EL
Autoridade absoluta

E levantou ali um altar e lhe deu o nome de "Deus, o Deus de Israel". (Gênesis 33:20)

A palavra El pertence ao estrato mais antigo da linguagem teológica semítica e não designa apenas “Deus” como conceito genérico, mas a realidade de força soberana exercida como autoridade absoluta. Seu campo semântico não descreve apenas poder em sentido abstrato, mas poder que sustenta, governa e estabelece a consistência da realidade criada.

Na tradição bíblica, El aparece não como um nome isolado, mas como núcleo de revelação progressiva em nomes compostos como El Shaddai, El Elyon e El Olam. Isso indica que a identidade divina não é estática nem reduzível a um único atributo, mas se manifesta como plenitude de força em expressões distintas de governo, suficiência e eternidade. Cada uso amplia o mesmo princípio: Deus não apenas possui poder, Ele é a fonte não derivada de todo poder existente.

O contraste espiritual de El não é simplesmente entre Deus e deuses falsos, mas entre força autoexistente e força dependente. Toda realidade criada depende de outra para existir e sustentar-se; apenas Deus não deriva de nada. Esse contraste expõe a raiz da idolatria não apenas como adoração equivocada, mas como tentativa de sustentar a vida em estruturas que também necessitam de sustentação.

Teologicamente, El revela um Deus cuja força não é separável de Seu ser. Ele não exerce poder como algo que possui, mas como aquilo que Ele é. Por isso, Sua força não oscila, não se esgota e não se corrompe, porque não é funcional — é ontológica. Isso desloca a compreensão de poder de categoria relacional para categoria de existência absoluta.

Na antropologia espiritual, El confronta a ilusão fundamental da autonomia humana. O ser humano não apenas usa forças externas, mas depende estruturalmente de uma força que não controla. A tentativa de independência absoluta não é apenas moralmente problemática, mas existencialmente impossível. O homem não se sustenta por si mesmo nem por um instante.

Na formação espiritual, o reconhecimento de El não produz apenas confiança emocional, mas reconfiguração ontológica da dependência. A maturidade espiritual não é a ampliação da autossuficiência, mas a consciência estável de dependência correta. O erro espiritual mais profundo não é fraqueza, mas deslocamento da fonte de sustentação.

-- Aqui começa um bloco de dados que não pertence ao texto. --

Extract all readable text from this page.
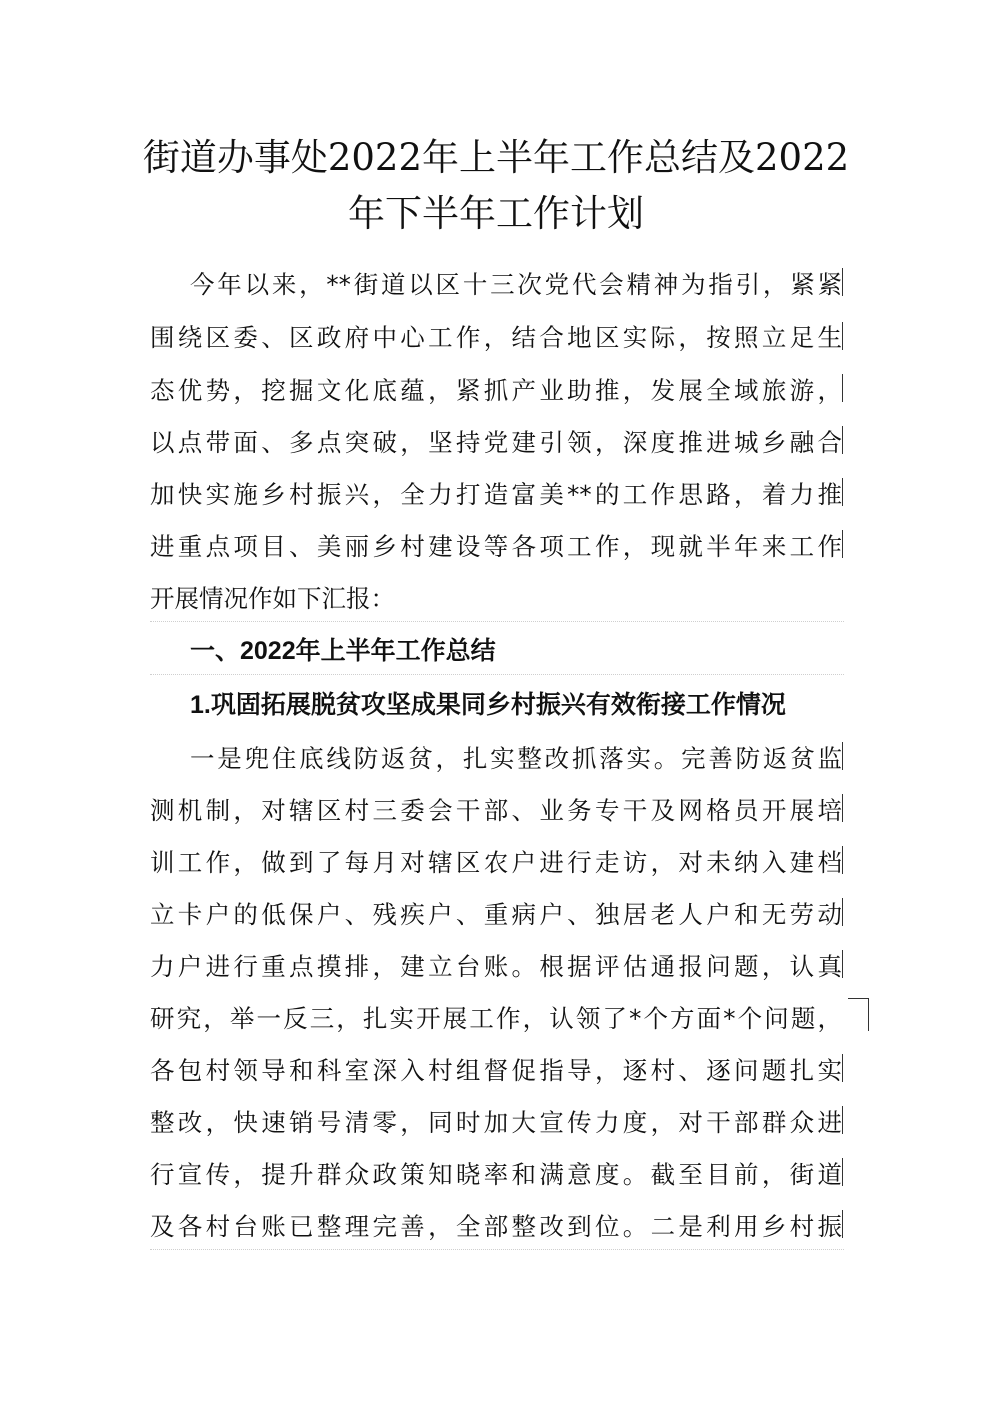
街道办事处2022年上半年工作总结及2022
年下半年工作计划
今年以来，**街道以区十三次党代会精神为指引，紧紧
围绕区委、区政府中心工作，结合地区实际，按照立足生
态优势，挖掘文化底蕴，紧抓产业助推，发展全域旅游，
以点带面、多点突破，坚持党建引领，深度推进城乡融合
加快实施乡村振兴，全力打造富美**的工作思路，着力推
进重点项目、美丽乡村建设等各项工作，现就半年来工作
开展情况作如下汇报：
一、2022年上半年工作总结
1.巩固拓展脱贫攻坚成果同乡村振兴有效衔接工作情况
一是兜住底线防返贫，扎实整改抓落实。完善防返贫监
测机制，对辖区村三委会干部、业务专干及网格员开展培
训工作，做到了每月对辖区农户进行走访，对未纳入建档
立卡户的低保户、残疾户、重病户、独居老人户和无劳动
力户进行重点摸排，建立台账。根据评估通报问题，认真
研究，举一反三，扎实开展工作，认领了*个方面*个问题，
各包村领导和科室深入村组督促指导，逐村、逐问题扎实
整改，快速销号清零，同时加大宣传力度，对干部群众进
行宣传，提升群众政策知晓率和满意度。截至目前，街道
及各村台账已整理完善，全部整改到位。二是利用乡村振
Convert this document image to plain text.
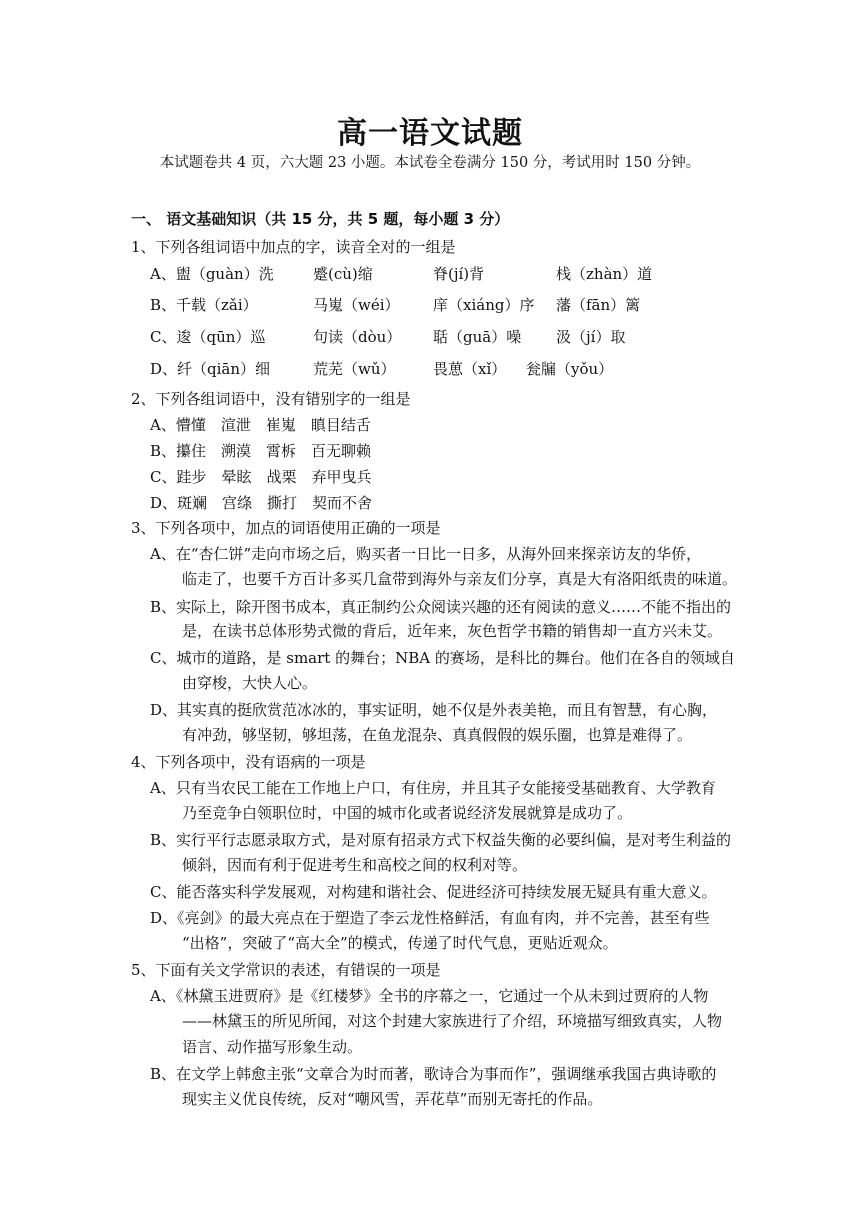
高一语文试题
本试题卷共 4 页，六大题 23 小题。本试卷全卷满分 150 分，考试用时 150 分钟。
一、 语文基础知识（共 15 分，共 5 题，每小题 3 分）
1、下列各组词语中加点的字，读音全对的一组是
A、盥（guàn）洗	蹙(cù)缩	脊(jí)背	栈（zhàn）道
B、千载（zǎi）	马嵬（wéi） 庠（xiáng）序 藩（fān）篱
C、逡（qūn）巡	句读（dòu） 聒（guā）噪 汲（jí）取
D、纤（qiān）细	荒芜（wǔ） 畏葸（xǐ） 瓮牖（yǒu）
2、下列各组词语中，没有错别字的一组是
A、懵懂　渲泄　崔嵬　瞋目结舌
B、攥住　溯漠　霄柝　百无聊赖
C、跬步　晕眩　战栗　弃甲曳兵
D、斑斓　宫绦　撕打　契而不舍
3、下列各项中，加点的词语使用正确的一项是
A、在“杏仁饼”走向市场之后，购买者一日比一日多，从海外回来探亲访友的华侨，
临走了，也要千方百计多买几盒带到海外与亲友们分享，真是大有洛阳纸贵的味道。
B、实际上，除开图书成本，真正制约公众阅读兴趣的还有阅读的意义……不能不指出的
是，在读书总体形势式微的背后，近年来，灰色哲学书籍的销售却一直方兴未艾。
C、城市的道路，是 smart 的舞台；NBA 的赛场，是科比的舞台。他们在各自的领域自
由穿梭，大快人心。
D、其实真的挺欣赏范冰冰的，事实证明，她不仅是外表美艳，而且有智慧，有心胸，
有冲劲，够坚韧，够坦荡，在鱼龙混杂、真真假假的娱乐圈，也算是难得了。
4、下列各项中，没有语病的一项是
A、只有当农民工能在工作地上户口，有住房，并且其子女能接受基础教育、大学教育
乃至竞争白领职位时，中国的城市化或者说经济发展就算是成功了。
B、实行平行志愿录取方式，是对原有招录方式下权益失衡的必要纠偏，是对考生利益的
倾斜，因而有利于促进考生和高校之间的权利对等。
C、能否落实科学发展观，对构建和谐社会、促进经济可持续发展无疑具有重大意义。
D、《亮剑》的最大亮点在于塑造了李云龙性格鲜活，有血有肉，并不完善，甚至有些
“出格”，突破了“高大全”的模式，传递了时代气息，更贴近观众。
5、下面有关文学常识的表述，有错误的一项是
A、《林黛玉进贾府》是《红楼梦》全书的序幕之一，它通过一个从未到过贾府的人物
——林黛玉的所见所闻，对这个封建大家族进行了介绍，环境描写细致真实，人物
语言、动作描写形象生动。
B、在文学上韩愈主张“文章合为时而著，歌诗合为事而作”，强调继承我国古典诗歌的
现实主义优良传统，反对“嘲风雪，弄花草”而别无寄托的作品。
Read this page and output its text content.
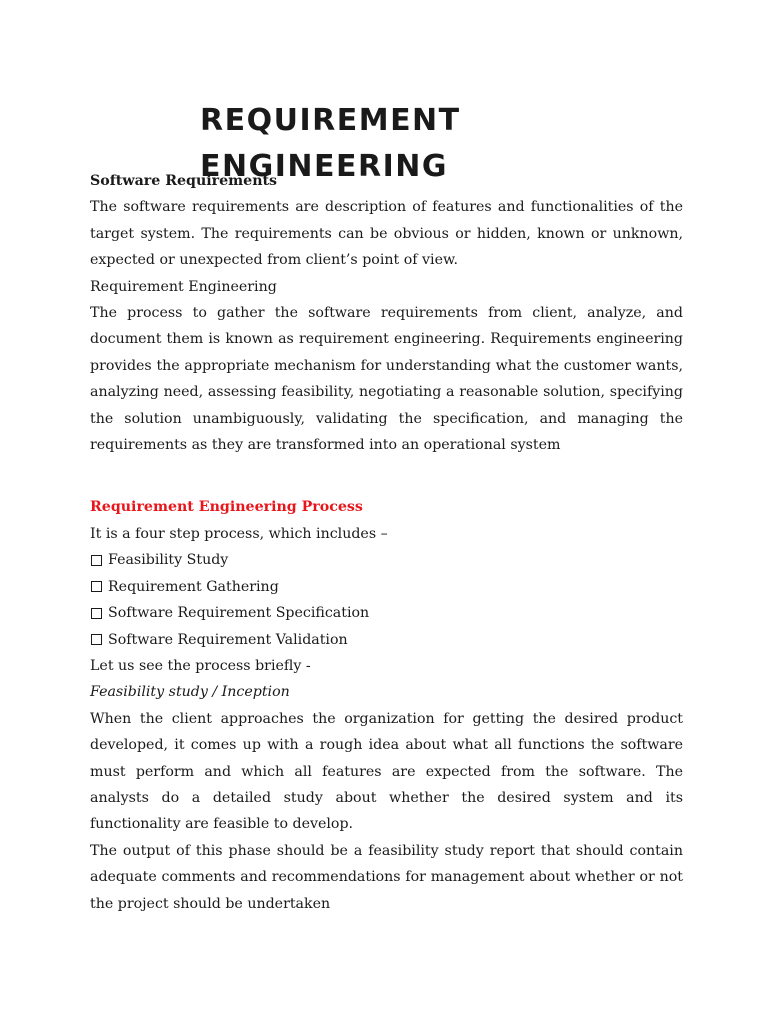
REQUIREMENT
ENGINEERING

Software Requirements

The software requirements are description of features and functionalities of the target system. The requirements can be obvious or hidden, known or unknown, expected or unexpected from client’s point of view.

Requirement Engineering

The process to gather the software requirements from client, analyze, and document them is known as requirement engineering. Requirements engineering provides the appropriate mechanism for understanding what the customer wants, analyzing need, assessing feasibility, negotiating a reasonable solution, specifying the solution unambiguously, validating the specification, and managing the requirements as they are transformed into an operational system

Requirement Engineering Process

It is a four step process, which includes –

Feasibility Study

Requirement Gathering

Software Requirement Specification

Software Requirement Validation

Let us see the process briefly -

Feasibility study / Inception

When the client approaches the organization for getting the desired product developed, it comes up with a rough idea about what all functions the software must perform and which all features are expected from the software. The analysts do a detailed study about whether the desired system and its functionality are feasible to develop.

The output of this phase should be a feasibility study report that should contain adequate comments and recommendations for management about whether or not the project should be undertaken
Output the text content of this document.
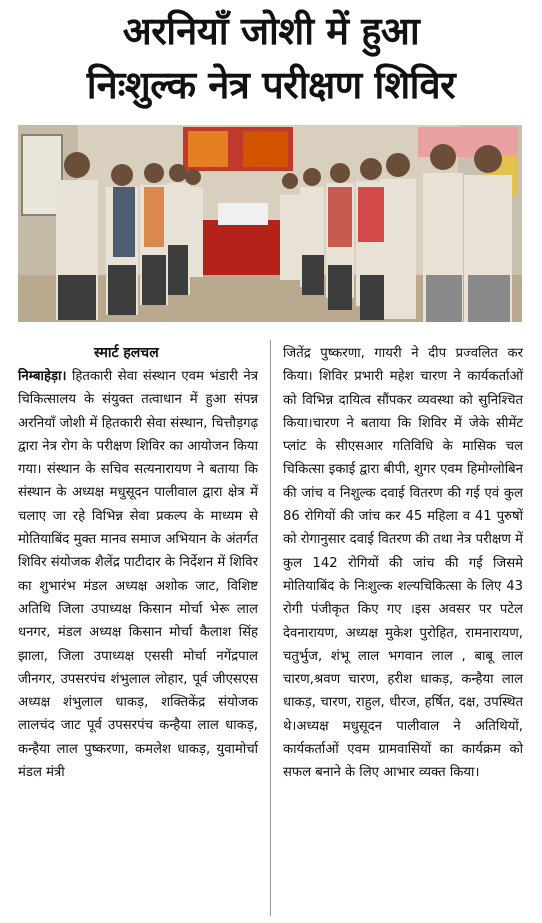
अरनियाँ जोशी में हुआ
निःशुल्क नेत्र परीक्षण शिविर
स्मार्ट हलचल

निम्बाहेड़ा। हितकारी सेवा संस्थान एवम भंडारी नेत्र चिकित्सालय के संयुक्त तत्वाधान में हुआ संपन्न अरनियाँ जोशी में हितकारी सेवा संस्थान, चित्तौड़गढ़ द्वारा नेत्र रोग के परीक्षण शिविर का आयोजन किया गया। संस्थान के सचिव सत्यनारायण ने बताया कि संस्थान के अध्यक्ष मधुसूदन पालीवाल द्वारा क्षेत्र में चलाए जा रहे विभिन्न सेवा प्रकल्प के माध्यम से मोतियाबिंद मुक्त मानव समाज अभियान के अंतर्गत शिविर संयोजक शैलेंद्र पाटीदार के निर्देशन में शिविर का शुभारंभ मंडल अध्यक्ष अशोक जाट, विशिष्ट अतिथि जिला उपाध्यक्ष किसान मोर्चा भेरू लाल धनगर, मंडल अध्यक्ष किसान मोर्चा कैलाश सिंह झाला, जिला उपाध्यक्ष एससी मोर्चा नगेंद्रपाल जीनगर, उपसरपंच शंभुलाल लोहार, पूर्व जीएसएस अध्यक्ष शंभुलाल धाकड़, शक्तिकेंद्र संयोजक लालचंद जाट पूर्व उपसरपंच कन्हैया लाल धाकड़, कन्हैया लाल पुष्करणा, कमलेश धाकड़, युवामोर्चा मंडल मंत्री

जितेंद्र पुष्करणा, गायरी ने दीप प्रज्वलित कर किया। शिविर प्रभारी महेश चारण ने कार्यकर्ताओं को विभिन्न दायित्व सौंपकर व्यवस्था को सुनिश्चित किया।चारण ने बताया कि शिविर में जेके सीमेंट प्लांट के सीएसआर गतिविधि के मासिक चल चिकित्सा इकाई द्वारा बीपी, शुगर एवम हिमोग्लोबिन की जांच व निशुल्क दवाई वितरण की गई एवं कुल 86 रोगियों की जांच कर 45 महिला व 41 पुरुषों को रोगानुसार दवाई वितरण की तथा नेत्र परीक्षण में कुल 142 रोगियों की जांच की गई जिसमे मोतियाबिंद के निःशुल्क शल्यचिकित्सा के लिए 43 रोगी पंजीकृत किए गए ।इस अवसर पर पटेल देवनारायण, अध्यक्ष मुकेश पुरोहित, रामनारायण, चतुर्भुज, शंभू लाल भगवान लाल , बाबू लाल चारण,श्रवण चारण, हरीश धाकड़, कन्हैया लाल धाकड़, चारण, राहुल, धीरज, हर्षित, दक्ष, उपस्थित थे।अध्यक्ष मधुसूदन पालीवाल ने अतिथियों, कार्यकर्ताओं एवम ग्रामवासियों का कार्यक्रम को सफल बनाने के लिए आभार व्यक्त किया।
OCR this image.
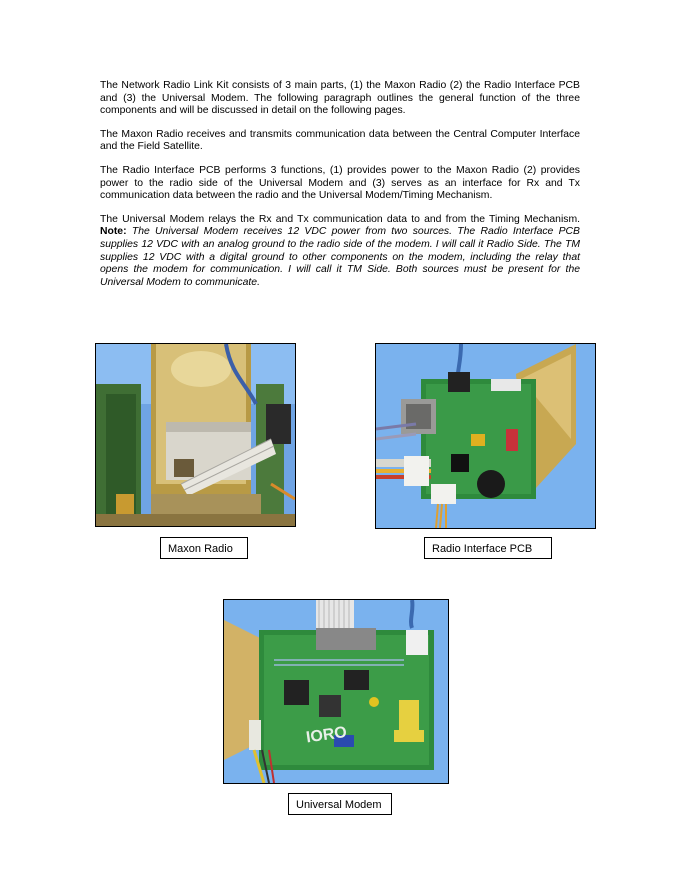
The Network Radio Link Kit consists of 3 main parts, (1) the Maxon Radio (2) the Radio Interface PCB and (3) the Universal Modem. The following paragraph outlines the general function of the three components and will be discussed in detail on the following pages.

The Maxon Radio receives and transmits communication data between the Central Computer Interface and the Field Satellite.

The Radio Interface PCB performs 3 functions, (1) provides power to the Maxon Radio (2) provides power to the radio side of the Universal Modem and (3) serves as an interface for Rx and Tx communication data between the radio and the Universal Modem/Timing Mechanism.

The Universal Modem relays the Rx and Tx communication data to and from the Timing Mechanism. Note: The Universal Modem receives 12 VDC power from two sources. The Radio Interface PCB supplies 12 VDC with an analog ground to the radio side of the modem. I will call it Radio Side. The TM supplies 12 VDC with a digital ground to other components on the modem, including the relay that opens the modem for communication. I will call it TM Side. Both sources must be present for the Universal Modem to communicate.

IORO
Maxon Radio	Radio Interface PCB
Universal Modem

A exegese devocional de El revela, portanto, que a vida não é sustentada por força interna própria autosustentada nem por sistemas externos, mas por uma força que não deriva de nada e não pode ser colapsada. E quando essa realidade é internalizada, a fé deixa de ser esforço de estabilidade e se torna repouso em uma realidade que não oscila.

PARA O SEU DEVOCIONAL // 

El, no hebraico, não é apenas um nome para Deus, mas a afirmação de uma força absoluta, não derivada e não dependente de nada para existir.

Na Bíblia, El aparece como raiz de nomes como El Shaddai e El Elyon, mostrando que Deus não é limitado a uma expressão única de poder, mas é plenitude de força, governo e suficiência. Isso não descreve apenas o que Deus faz, mas o tipo de realidade que Ele é: uma força que não depende de nada para se sustentar e que sustenta todas as coisas.

O contraste bíblico aqui não é superficial. Toda força criada é dependente, instável e limitada, mas Deus é força em si mesmo, sem origem externa e sem fragilidade interna. Por isso, a idolatria não é apenas adorar o que é errado, mas apoiar a vida em aquilo que também precisa ser sustentado.

Quando reconhecemos El, não estamos apenas confiando em Deus — estamos reorganizando a base da existência. A vida deixa de ser sustentada por forças instáveis e passa a repousar em uma realidade que não falha: Deus somente.